Let G be an abelian semigroup of matrices on \({\mathbb {K}}^{n}\) (\(n\ge 1\)), \({\mathbb {K}} = {\mathbb {R}} \text { or } {\mathbb {C}}\). It is called subspace-hypercyclic for a non-zero subspace M of \({\mathbb {K}}^{n}\), if there exists \(x\in {\mathbb {K}}^{n}\) such that \(G(x)\cap M\) is dense in M. In this paper, we give a complete characterization of subspace-hypercyclicity for abelian semigroups G of matrices on \({\mathbb {R}}^{n}\), \(n\ge 1\) in terms of spectral density property. The complex case is done by the authors in Herzi and Marzougui (J Math Anal Appl 487:123960, 2020). In particular, we construct for any \(n\ge 2\), a one parameter family of abelian semigroups which are subspace-hypercyclic for a plane, but not subspace-hypercyclic for any straight line in \({\mathbb {R}}^{n}\). Others examples of abelian semigroups of matrices on \({\mathbb {R}}^{n}\) satisfying some special properties are given.

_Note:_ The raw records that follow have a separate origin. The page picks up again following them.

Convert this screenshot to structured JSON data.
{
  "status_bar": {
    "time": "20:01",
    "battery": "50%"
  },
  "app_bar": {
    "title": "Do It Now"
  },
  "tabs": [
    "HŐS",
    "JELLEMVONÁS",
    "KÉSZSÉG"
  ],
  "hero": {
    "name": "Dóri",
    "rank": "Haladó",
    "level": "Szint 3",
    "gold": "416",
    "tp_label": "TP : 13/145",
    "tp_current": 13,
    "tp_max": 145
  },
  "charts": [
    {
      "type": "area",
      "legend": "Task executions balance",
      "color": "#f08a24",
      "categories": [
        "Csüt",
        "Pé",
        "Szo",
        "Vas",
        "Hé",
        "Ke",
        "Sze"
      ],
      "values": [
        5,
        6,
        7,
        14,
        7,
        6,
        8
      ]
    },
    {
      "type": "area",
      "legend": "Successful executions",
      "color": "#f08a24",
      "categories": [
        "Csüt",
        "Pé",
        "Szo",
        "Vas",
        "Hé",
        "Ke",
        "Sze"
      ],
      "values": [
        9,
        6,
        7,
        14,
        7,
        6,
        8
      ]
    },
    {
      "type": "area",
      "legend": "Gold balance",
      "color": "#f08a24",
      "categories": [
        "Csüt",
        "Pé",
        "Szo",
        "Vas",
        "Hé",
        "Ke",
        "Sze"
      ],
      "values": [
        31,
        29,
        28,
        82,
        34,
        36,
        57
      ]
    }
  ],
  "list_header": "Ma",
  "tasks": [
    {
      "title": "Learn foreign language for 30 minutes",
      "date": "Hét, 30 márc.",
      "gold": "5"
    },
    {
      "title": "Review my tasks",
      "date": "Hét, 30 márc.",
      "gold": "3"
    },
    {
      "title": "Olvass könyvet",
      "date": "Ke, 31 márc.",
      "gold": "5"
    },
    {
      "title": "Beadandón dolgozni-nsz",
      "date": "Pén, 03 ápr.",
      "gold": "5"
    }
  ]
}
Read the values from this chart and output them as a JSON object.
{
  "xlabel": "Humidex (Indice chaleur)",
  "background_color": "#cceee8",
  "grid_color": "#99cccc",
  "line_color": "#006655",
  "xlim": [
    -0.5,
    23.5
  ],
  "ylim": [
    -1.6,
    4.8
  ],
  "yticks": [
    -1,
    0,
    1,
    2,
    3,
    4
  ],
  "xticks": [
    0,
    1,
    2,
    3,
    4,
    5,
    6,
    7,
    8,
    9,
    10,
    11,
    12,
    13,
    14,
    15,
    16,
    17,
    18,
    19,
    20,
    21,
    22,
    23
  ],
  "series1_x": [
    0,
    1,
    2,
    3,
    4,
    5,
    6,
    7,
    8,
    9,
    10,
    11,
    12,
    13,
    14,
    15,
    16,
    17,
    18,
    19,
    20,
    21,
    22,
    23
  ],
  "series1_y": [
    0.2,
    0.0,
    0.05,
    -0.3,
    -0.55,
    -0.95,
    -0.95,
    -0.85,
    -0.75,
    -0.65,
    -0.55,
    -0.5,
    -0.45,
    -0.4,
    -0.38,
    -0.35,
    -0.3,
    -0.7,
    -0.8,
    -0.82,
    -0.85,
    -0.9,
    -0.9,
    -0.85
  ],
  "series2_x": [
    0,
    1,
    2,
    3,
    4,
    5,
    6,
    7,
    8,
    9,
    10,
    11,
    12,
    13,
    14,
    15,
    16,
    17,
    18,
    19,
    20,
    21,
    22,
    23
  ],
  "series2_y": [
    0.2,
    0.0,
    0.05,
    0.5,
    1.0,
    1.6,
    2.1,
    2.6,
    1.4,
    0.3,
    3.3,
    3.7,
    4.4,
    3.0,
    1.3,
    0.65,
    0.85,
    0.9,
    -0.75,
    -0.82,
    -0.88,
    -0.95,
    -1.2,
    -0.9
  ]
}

Further, we construct for every non-zero subspace M of \({\mathbb {K}}^{n}\), \(n\ge 1\), a hypercyclic abelian semigroup of \(\mathrm {GL}(n,{\mathbb {K}})\) that is subspace-hypercyclic for M. This result can be seen as the analogous for abelian semigroups to that given for operators on Banach spaces in Augusto and Pellegrini (Adv Oper Theory 5:1814–1824, 2020).